Lauren Barr is a freelance graphic designer who specializes in packaging and dabbles in printmaking and ceramics. Her modest circa 1910 apartment is north of the panhandle, on the edge of the fog belt in San Francisco. Lauren is forever battling between accumulating and paring things down, while learning to deal with a major lack of storage space. With a love of color, pattern, texture and old things, a lot of her “stuff” comes from flea markets and estate sales, or are items she’s collected from her travels, from family or from art-school friends. I’m majorly jealous of her wall of “paint-by-number” paintings that she’s found over the years. Thanks to Lauren and Stefanie Renee for the photos! — Anne
Image above: This is my office. I love the patina on the old filing cabinet. The boxes and folders on top of it hold printed samples and art supplies. The packages tacked to the wooden shelf are from the now-closed Shadowshop at the SFMOMA. The top one is “San Francisco Fog, an authentic Bay Area experience.”
Image above: The other half of my office, which doubles as a craft area/dining room. The black and white portrait is by my friend Kristy Overman, the pinch pots on the mantel were made by me, and that wacky tiger was a gift from my uncle.
More of Lauren’s SF home after the jump . . .
Image above: The paint-by-numbers collection started when I lived in NYC. At first, I got only landscapes. When I moved to California I expanded to sailboats, seascapes and lighthouses along with anything with a local theme: the SF cable car turn-around, the Bay Bridge, generic California missions. Then I started collecting birds and animals. Generally, I try not to get anything without a frame, but because there are some standard sizes, I can sometimes switch out a painting and keep a nice frame. I’ve pretty much stopped collecting them now, although I love to get them as gifts. I think it would be fun to have a whole wall of the same paint-by-numbers painting. And no, I’ve never actually done one myself. Because they mostly use the same color palette, they work well in a group, almost like one big painting. I like that someone designed this “artwork” product for the general public to make.
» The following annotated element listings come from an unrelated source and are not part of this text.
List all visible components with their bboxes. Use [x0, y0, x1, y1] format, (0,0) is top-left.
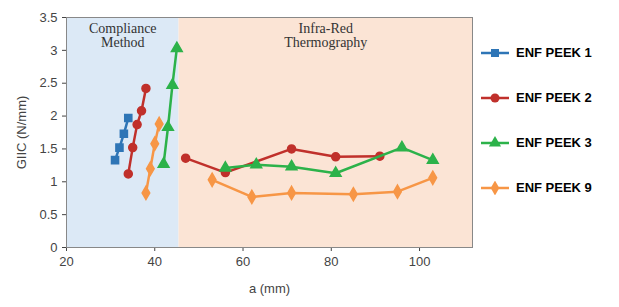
html-text:ENF PEEK 2: ENF PEEK 2	[516, 90, 592, 105]
svg-text:1.5: 1.5	[39, 141, 57, 156]
svg-text:100: 100	[409, 254, 431, 269]
svg-text:1: 1	[50, 174, 57, 189]
html-text:ENF PEEK 9: ENF PEEK 9	[516, 180, 592, 195]
svg-text:Infra-RedThermography: Infra-RedThermography	[284, 21, 367, 50]
svg-text:20: 20	[59, 254, 73, 269]
html-text:ENF PEEK 1: ENF PEEK 1	[516, 45, 592, 60]
html-text:ENF PEEK 3: ENF PEEK 3	[516, 135, 592, 150]
svg-text:a (mm): a (mm)	[249, 281, 290, 296]
svg-text:40: 40	[148, 254, 162, 269]
svg-text:ComplianceMethod: ComplianceMethod	[89, 21, 157, 50]
svg-text:60: 60	[236, 254, 250, 269]
svg-text:0: 0	[50, 240, 57, 255]
svg-text:2: 2	[50, 108, 57, 123]
svg-text:3.5: 3.5	[39, 10, 57, 25]
svg-text:80: 80	[324, 254, 338, 269]
svg-text:GIIC (N/mm): GIIC (N/mm)	[14, 96, 29, 170]
svg-text:0.5: 0.5	[39, 207, 57, 222]
svg-text:2.5: 2.5	[39, 75, 57, 90]
svg-text:3: 3	[50, 43, 57, 58]
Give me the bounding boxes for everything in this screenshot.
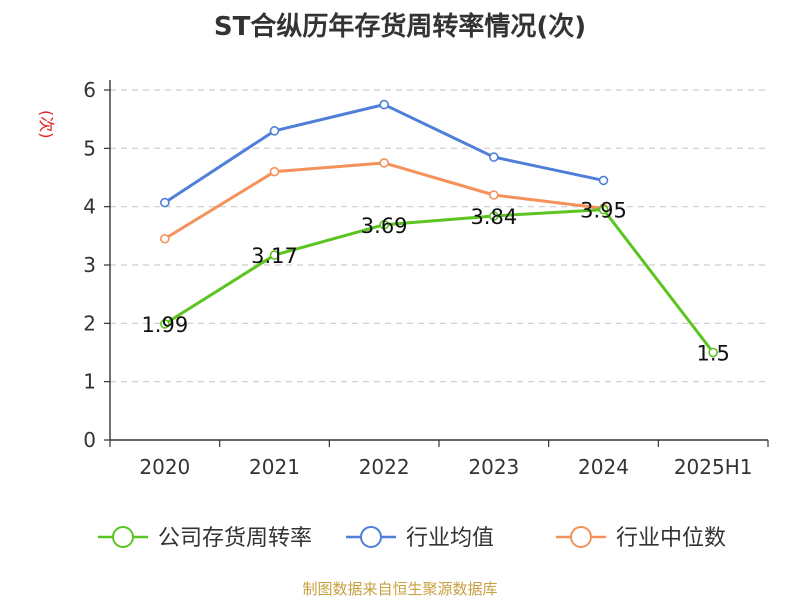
data-label: 3.69 — [361, 214, 408, 238]
x-tick-label: 2024 — [578, 455, 629, 479]
series-line — [164, 208, 715, 354]
y-tick-label: 4 — [83, 195, 96, 219]
legend-item: 行业均值 — [346, 526, 494, 551]
data-point — [489, 152, 499, 162]
legend-item: 行业中位数 — [556, 526, 726, 551]
chart-title: ST合纵历年存货周转率情况(次) — [213, 12, 587, 42]
data-label: 3.84 — [470, 205, 517, 229]
x-tick-label: 2025H1 — [674, 455, 753, 479]
data-point — [269, 126, 280, 136]
legend-item: 公司存货周转率 — [98, 526, 312, 551]
data-point — [379, 219, 389, 230]
x-tick-label: 2021 — [249, 455, 300, 479]
data-point — [269, 166, 280, 177]
data-label: 1.5 — [696, 342, 729, 366]
data-point — [379, 158, 389, 168]
data-point — [160, 319, 170, 329]
data-point — [489, 211, 499, 221]
legend-label: 行业中位数 — [616, 526, 726, 551]
data-point — [160, 197, 170, 208]
data-label: 3.95 — [580, 199, 627, 223]
legend-label: 公司存货周转率 — [158, 526, 312, 551]
y-tick-label: 3 — [83, 253, 96, 277]
data-label: 1.99 — [141, 313, 188, 337]
data-point — [708, 347, 718, 358]
x-tick-label: 2020 — [139, 455, 190, 479]
data-point — [160, 233, 170, 244]
legend-label: 行业均值 — [406, 526, 494, 551]
data-point — [489, 190, 499, 200]
legend-marker — [360, 526, 382, 548]
x-tick-label: 2023 — [468, 455, 519, 479]
data-point — [598, 204, 609, 215]
data-source-footer: 制图数据来自恒生聚源数据库 — [302, 580, 498, 598]
series-line — [164, 103, 604, 204]
data-point — [598, 175, 609, 186]
x-tick-label: 2022 — [359, 455, 410, 479]
legend-marker — [112, 526, 134, 548]
legend-marker — [570, 526, 592, 548]
data-point — [379, 99, 389, 110]
y-tick-label: 5 — [83, 136, 96, 160]
y-tick-label: 6 — [83, 78, 96, 102]
y-tick-label: 1 — [83, 370, 96, 394]
y-tick-label: 2 — [83, 311, 96, 335]
data-point — [269, 250, 280, 260]
data-label: 3.17 — [251, 244, 298, 268]
y-tick-label: 0 — [83, 428, 96, 452]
Image above: This gun pillow belonged to my dad; I think my grandmother must have made it for him when he was a boy. On the shelf is my mom’s old set of Compton’s Pictured Encyclopedia, the 1952 edition. The entry on the moon says, “Men have long dreamed of journeying to the moon. If this were possible, we should find the experience anything but enjoyable.” (Because of the lack of atmosphere, etc.) The collection box reads “Lifeboat” on one side and “Volunteer” on the other. I got it at the always-surprising Portobello Road market in London.
Image above: The living room looking into the office. My grandparents had a similar pair of 1960s gilded Italian candelabras over the couch when I was growing up, but they disappeared years ago. The botanical drawing is by Elizabeth Blackwell from her 1737–39 book, A Curious Herbal. This is Plate 76, Croftswort: “It is reckon’d among the vulnerary plants, being of a drying and binding nature; and is particularly commended for ye swelling of ye scrotum, which is caused by ye falling down of the Intestines into it.” (I am not making this up.)
Image above: This is my hallway gallery. The little blue and yellow painting is by SCUBA. The little fish painting is by my college friend Rachel Bacon. The radio is by Greg Pnut Galinsky. I like vintage umbrellas. This very old wobbly mirror is one of my favorite things in my home.
Image above: That clever little lady’s Derringer is a foamcore prop made by a friend for a sort of vaudeville-type show. I keep adding stuff to this area, as I find little paintings and things I like. I love the tiny trophy fish.
Image above: Bedroom with painting by Paul Wackers, an arrow from Vogstsmith, and my old girlhood dresser that I will repaint as soon as I can decide on a color. Coral? Teal? Robin’s egg blue? Maybe yellow . . .
Image above: This great 1930s (?) Ruby Queen cigarettes poster is by the Shanghai illustrator Hang Zhi Ying. The handmade lampshade is by my college friend Jil Smith.
Image above: A view from the kitchen. The drawing over the flowers is from Southern Exposure Gallery’s Monster Drawing Rally and is by Weston Teruya. My dad made the wooden shelf/counter/island. It has worked perfectly in five different kitchens.
Image above: The colorful paintings are by the Creativity Explored artist, Vincent Jackson. The pink picnic table stencil drawing is also from Southern Exposure Gallery’s Monster Drawing Rally and is by Nathaniel Parsons. The cut-outs are leftovers from my printmaking process that I sometimes like better than the actual prints.